James: First of all, visibility. We’ve found that a unified dashboard that shows all teams’ metrics for all to see not only keeps everyone accountable but also creates momentum within the organization as people hit their numbers. It’s also important to be realistic with the numbers each team owns. What is SDR capacity? Can marketing consistently deliver leads without too many peaks and valleys? What are your conversion rates throughout the funnel? What SLAs are established for each team? Open discussion and ongoing review of each of these topics is critical to an aligned organization. Lastly, proximity. Prior to the pandemic, we physically sat just a few feet away from the sales team and established great relationships with each rep and sales leader. In a remote world, this has taken the form of Zoom lunches as well as allowing more time in meetings for casual conversation.
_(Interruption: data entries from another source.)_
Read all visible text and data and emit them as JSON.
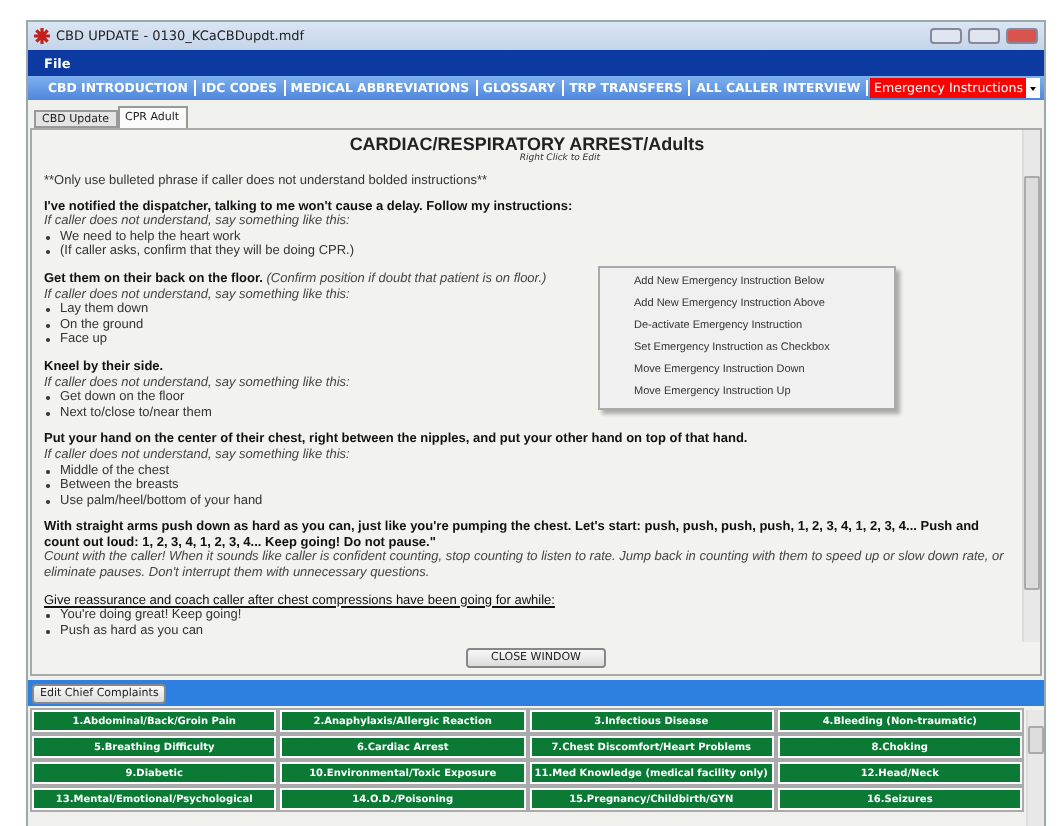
{
  "window": {
    "title": "CBD UPDATE - 0130_KCaCBDupdt.mdf"
  },
  "menu": [
    "File"
  ],
  "toolbar": {
    "links": [
      "CBD INTRODUCTION",
      "IDC CODES",
      "MEDICAL ABBREVIATIONS",
      "GLOSSARY",
      "TRP TRANSFERS",
      "ALL CALLER INTERVIEW"
    ],
    "dropdown": "Emergency Instructions"
  },
  "tabs": [
    {
      "label": "CBD Update",
      "selected": false
    },
    {
      "label": "CPR Adult",
      "selected": true
    }
  ],
  "document": {
    "title": "CARDIAC/RESPIRATORY ARREST/Adults",
    "hint": "Right Click to Edit",
    "note": "**Only use bulleted phrase if caller does not understand bolded instructions**",
    "sections": [
      {
        "kind": "bold",
        "heading": "I've notified the dispatcher, talking to me won't cause a delay.  Follow my instructions:",
        "prompt": "If caller does not understand, say something like this:",
        "bullets": [
          "We need to help the heart work",
          "(If caller asks, confirm that they will be doing CPR.)"
        ]
      },
      {
        "kind": "bold",
        "heading": "Get them on their back on the floor.",
        "aside": "(Confirm position if doubt that patient is on floor.)",
        "prompt": "If caller does not understand, say something like this:",
        "bullets": [
          "Lay them down",
          "On the ground",
          "Face up"
        ]
      },
      {
        "kind": "bold",
        "heading": "Kneel by their side.",
        "prompt": "If caller does not understand, say something like this:",
        "bullets": [
          "Get down on the floor",
          "Next to/close to/near them"
        ]
      },
      {
        "kind": "bold",
        "heading": "Put your hand on the center of their chest, right between the nipples, and put your other hand on top of that hand.",
        "prompt": "If caller does not understand, say something like this:",
        "bullets": [
          "Middle of the chest",
          "Between the breasts",
          "Use palm/heel/bottom of your hand"
        ]
      },
      {
        "kind": "bold",
        "heading": "With straight arms push down as hard as you can, just like you're pumping the chest.  Let's start: push, push, push, push, 1, 2, 3, 4, 1, 2, 3, 4...  Push and count out loud: 1, 2, 3, 4, 1, 2, 3, 4...  Keep going!  Do not pause.\"",
        "prompt": "Count with the caller!  When it sounds like caller is confident counting, stop counting to listen to rate.  Jump back in counting with them to speed up or slow down rate, or eliminate pauses.  Don't interrupt them with unnecessary questions."
      },
      {
        "kind": "underlined",
        "heading": "Give reassurance and coach caller after chest compressions have been going for awhile:",
        "bullets": [
          "You're doing great! Keep going!",
          "Push as hard as you can"
        ]
      }
    ]
  },
  "context_menu": [
    "Add New Emergency Instruction Below",
    "Add New Emergency Instruction Above",
    "De-activate Emergency Instruction",
    "Set Emergency Instruction as Checkbox",
    "Move Emergency Instruction Down",
    "Move Emergency Instruction Up"
  ],
  "close_button": "CLOSE WINDOW",
  "edit_button": "Edit Chief Complaints",
  "complaints": [
    "1.Abdominal/Back/Groin Pain",
    "2.Anaphylaxis/Allergic Reaction",
    "3.Infectious Disease",
    "4.Bleeding (Non-traumatic)",
    "5.Breathing Difficulty",
    "6.Cardiac Arrest",
    "7.Chest Discomfort/Heart Problems",
    "8.Choking",
    "9.Diabetic",
    "10.Environmental/Toxic Exposure",
    "11.Med Knowledge (medical facility only)",
    "12.Head/Neck",
    "13.Mental/Emotional/Psychological",
    "14.O.D./Poisoning",
    "15.Pregnancy/Childbirth/GYN",
    "16.Seizures"
  ]
}
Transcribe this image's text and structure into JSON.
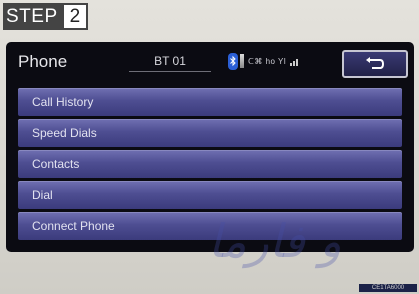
{
  "step": {
    "word": "STEP",
    "number": "2"
  },
  "screen": {
    "title": "Phone",
    "device_name": "BT 01",
    "status_text": "ᑕ⌘ ho Yl",
    "menu": [
      {
        "label": "Call History"
      },
      {
        "label": "Speed Dials"
      },
      {
        "label": "Contacts"
      },
      {
        "label": "Dial"
      },
      {
        "label": "Connect Phone"
      }
    ]
  },
  "watermark": "و فارما",
  "image_code": "CE1TA6000"
}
There is no substitute for establishing good rapport and developing strong relationships.

LI: How does content marketing fuel your lead gen strategy?

James: Good content is the lifeblood of lead gen. Without developing relevant, interesting content, lead gen doesn’t happen. We work closely with our content team to identify opportunities that deliver the best information for highly sought-after topics, as well as thought leadership topics that should be top of mind.

LI: What type of content have you seen perform well on LinkedIn?

James: You can’t go wrong with primary research. XANT has access to a huge dataset of sales activities from more than 400 B2B companies that is a gold mine for sales insights. We’ve found that original research on relevant topics yields the lowest costs and builds the strongest pipeline. That’s in large part because the content provides actionable insights that teams can actually use to be more successful.

LI: What tools or resources do you use to plan and execute your content marketing strategy?  

James: One of the best assets for marketing at any company is the customer. Our customers are a gold mine for insights. A quick interview with a customer can yield weeks, even months, of content. Second to our customers is our sales team. Recorded demo calls, regular meetings with account executives, and an ever-evolving document from our sales team gives us insight into the subjects our prospects and customers care about.